Depuis le début de l’année, tandis que la pression à la baisse sur l’économie mondiale ne cesse d’augmenter, l’économie chinoise a aussi rencontré des problèmes saillants. Mais les fondamentaux de l’économie chinoise restent inchangés, c’est-à-dire un grand potentiel, une forte résilience, une grande vitalité, une large marge de manœuvre et une multiplicité d’outils macro-économiques. Selon les chiffres du Bureau national des statistiques de Chine, au premier trimestre, le PIB de la Chine a augmenté de 4,8 % en glissement annuel, les investissements au secteur manufacturier, de 15,6 %, la valeur ajoutée de l’industrie manufacturière de haute technologie, de 14,2 %, et l’indice des prix à la consommation n’a monté que de 1,1 %. Les principaux indicateurs se situent tous dans une fourchette raisonnable et les points positifs ne manquent pas, ce qui montre que l’économie chinoise a pris un bon départ en 2022, progresse dans la stabilité et que la structure économique de la Chine continue d’être optimisée. Bien que le FMI et la Banque mondiale aient récemment revu à la baisse leurs prévisions de croissance pour la Chine, les perspectives de développement économique de notre pays restent nettement meilleures que les autres grandes économies, tant en termes de prévisions de croissance que d’ampleur de révision à la baisse.

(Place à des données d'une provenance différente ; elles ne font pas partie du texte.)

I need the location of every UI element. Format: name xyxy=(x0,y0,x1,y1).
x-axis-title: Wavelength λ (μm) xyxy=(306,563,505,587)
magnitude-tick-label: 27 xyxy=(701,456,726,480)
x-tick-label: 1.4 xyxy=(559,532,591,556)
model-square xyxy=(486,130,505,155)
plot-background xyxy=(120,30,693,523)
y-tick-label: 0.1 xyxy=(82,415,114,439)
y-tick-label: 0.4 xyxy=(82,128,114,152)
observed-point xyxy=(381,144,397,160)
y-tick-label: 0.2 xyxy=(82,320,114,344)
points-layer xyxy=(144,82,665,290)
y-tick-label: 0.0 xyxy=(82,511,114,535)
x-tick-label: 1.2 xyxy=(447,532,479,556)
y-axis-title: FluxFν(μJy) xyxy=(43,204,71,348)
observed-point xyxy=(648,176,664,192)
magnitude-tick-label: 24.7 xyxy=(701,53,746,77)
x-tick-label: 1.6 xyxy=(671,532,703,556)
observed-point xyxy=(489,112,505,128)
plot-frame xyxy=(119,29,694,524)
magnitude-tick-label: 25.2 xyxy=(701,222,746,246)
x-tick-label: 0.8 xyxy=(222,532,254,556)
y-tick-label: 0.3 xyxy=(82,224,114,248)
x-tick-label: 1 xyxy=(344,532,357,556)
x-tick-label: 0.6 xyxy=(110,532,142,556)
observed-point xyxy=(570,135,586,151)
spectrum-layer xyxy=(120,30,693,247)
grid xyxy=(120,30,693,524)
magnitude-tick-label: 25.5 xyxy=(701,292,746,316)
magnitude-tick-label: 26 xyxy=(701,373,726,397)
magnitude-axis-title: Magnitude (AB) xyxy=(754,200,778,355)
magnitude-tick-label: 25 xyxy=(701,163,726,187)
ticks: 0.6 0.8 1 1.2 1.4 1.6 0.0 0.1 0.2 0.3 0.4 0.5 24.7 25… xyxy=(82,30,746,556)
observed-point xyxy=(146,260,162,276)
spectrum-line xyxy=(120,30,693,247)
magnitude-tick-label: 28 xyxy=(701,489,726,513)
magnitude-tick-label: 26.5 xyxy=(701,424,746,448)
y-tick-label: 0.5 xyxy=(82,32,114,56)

2022 est une année très importante pour le développement national de la Chine. Dans le deuxième semestre, se tiendra le 20e Congrès du Parti communiste chinois, qui sera l’occasion de tracer la feuille de route du développement futur du pays. Malgré un environnement extérieur complexe et préoccupant, la Chine dispose d’une bonne base, de larges espaces et des moyens nécessaires pour stabiliser les fondamentaux macroéconomiques et maintenir l’économie dans la zone raisonnable. Il n’est donc pas nécessaire d’être pessimiste sur les perspectives économiques de la Chine.

L’ouverture sur l’extérieur constituent une politique fondamentale de la Chine. La Chine est déjà profondément intégrée dans l’économie mondiale et le système international. Ceux qui parlent du « repli de la Chine » n’ont qu’une compréhension très superficielle de notre pays. Comme le président Xi Jinping l’a souligné, la Chine appliquera le nouveau concept de développement sur toute la ligne, accélérera la construction de la nouvelle dynamique de développement et œuvrera à réaliser un développement de haute qualité. Quels que soient les changements dans le monde, la confiance et la détermination de la Chine resteront inébranlables pour poursuivre la réforme et l’ouverture. La Chine est en train d’élargir une ouverture de haut niveau sur l’extérieur, ce qui donnera, j’en suis sûr, une forte impulsion à la stabilisation et à la reprise de l’économie mondiale, et offrira des opportunités de marché plus larges à tous les pays.